Desde el asiento del C4 veo un autobús amarillo de la empresa portuguesa Nogueira da Costa, fundada en 1928. Saramago tenía entonces seis años. El escritor nació en 1922, el mismo año que Eulogio, mi suegro, del que ayer se cumplieron veinte años de su último viaje. Le dio tiempo de disfrutar con sus dos yernos de la final de Copa que el Betis le ganó al Osasuna en 2005 con el gol de Dani. Era uno de los guardianes simbólicos de la torre de Don Fadrique. La torre de los Perdigones hace años que dejó de estar iluminada. Un faro del mar de cuerpos de la Resolana cada vez que sale la Macarena.

Una bandera ondea al final de República Argentina junto a la plaza de Cuba. Es la de la embajada de República Dominicana. No cabe un rincón más americano en Sevilla. En la avenida de la Palmera están los pabellones de Guatemala, Colombia, Brasil y México de la Exposición de 1929, un año después de que Armino Noguera da Costa fundara su empresa de autocares. Oigo una voz hablando por el móvil que me resulta familiar. Es Alejandro Delmás, decano de los periodistas deportivos.
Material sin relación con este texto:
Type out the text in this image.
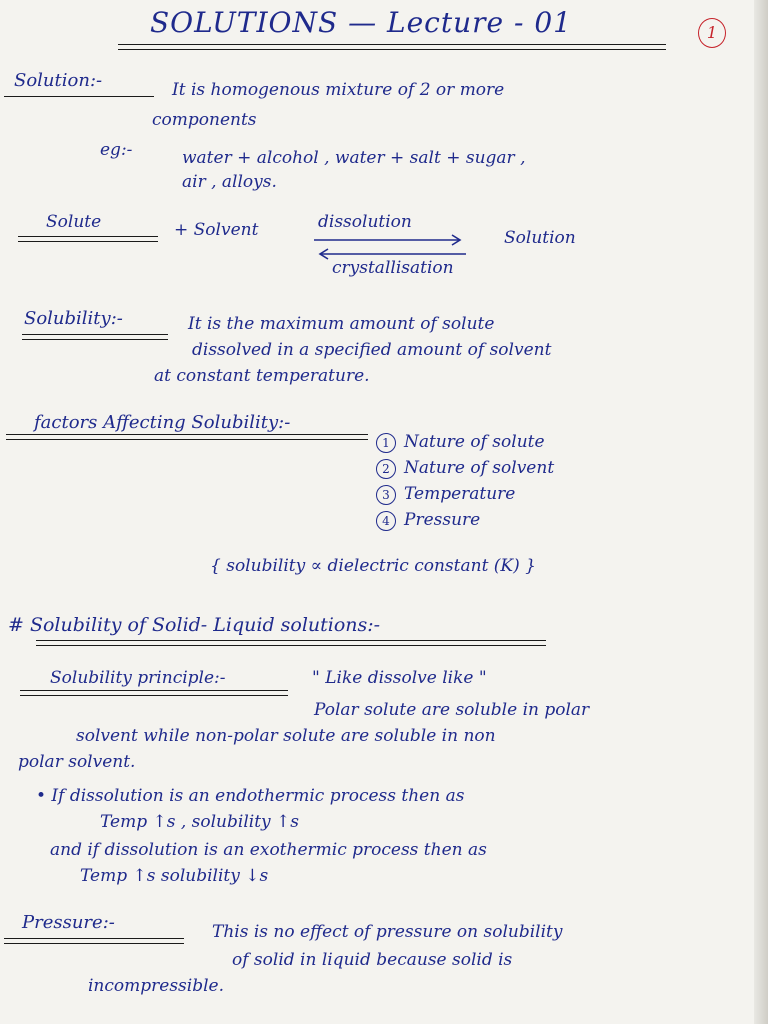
SOLUTIONS — Lecture - 01	1
Solution:-	It is homogenous mixture of 2 or more
components
eg:-	water + alcohol , water + salt + sugar ,
air , alloys.
Solute	+ Solvent	dissolution
crystallisation
Solution
Solubility:-	It is the maximum amount of solute
dissolved in a specified amount of solvent
at constant temperature.
factors Affecting Solubility:-
1 Nature of solute
2 Nature of solvent
3 Temperature
4 Pressure
{ solubility ∝ dielectric constant (K) }
# Solubility of Solid- Liquid solutions:-
Solubility principle:-	" Like dissolve like "
Polar solute are soluble in polar
solvent while non-polar solute are soluble in non
polar solvent.
• If dissolution is an endothermic process then as
Temp ↑s , solubility ↑s
and if dissolution is an exothermic process then as
Temp ↑s solubility ↓s
Pressure:-	This is no effect of pressure on solubility
of solid in liquid because solid is
incompressible.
Su abuelo Blas Infante le da nombre a una de las tres estaciones de Metro con que cuenta la barriada de Los Remedios, en ese sentido la mejor tratada junto a la de Montequinto. El reportero está hablando con su interlocutor de baloncesto, una de sus especialidades. Dice sin atropellarse el apellido Antetokounmpo. Ágrafo de personales y canastas, yo no sabía que son tres hermanos, como los Goytisolo, los Panero o los Karamazov: por orden de aparición, Thanasis (1992), Giannis (1994) y Kostas Antetokounmpo (1997). Hijos de la Expo y de los Juegos Olímpicos de Barcelona. Su apellido es una jungla de vocales y consonantes como Yonapathawa, el mundo onírico de Faulkner, el primer escritor que puso los pies en la luna de la literatura.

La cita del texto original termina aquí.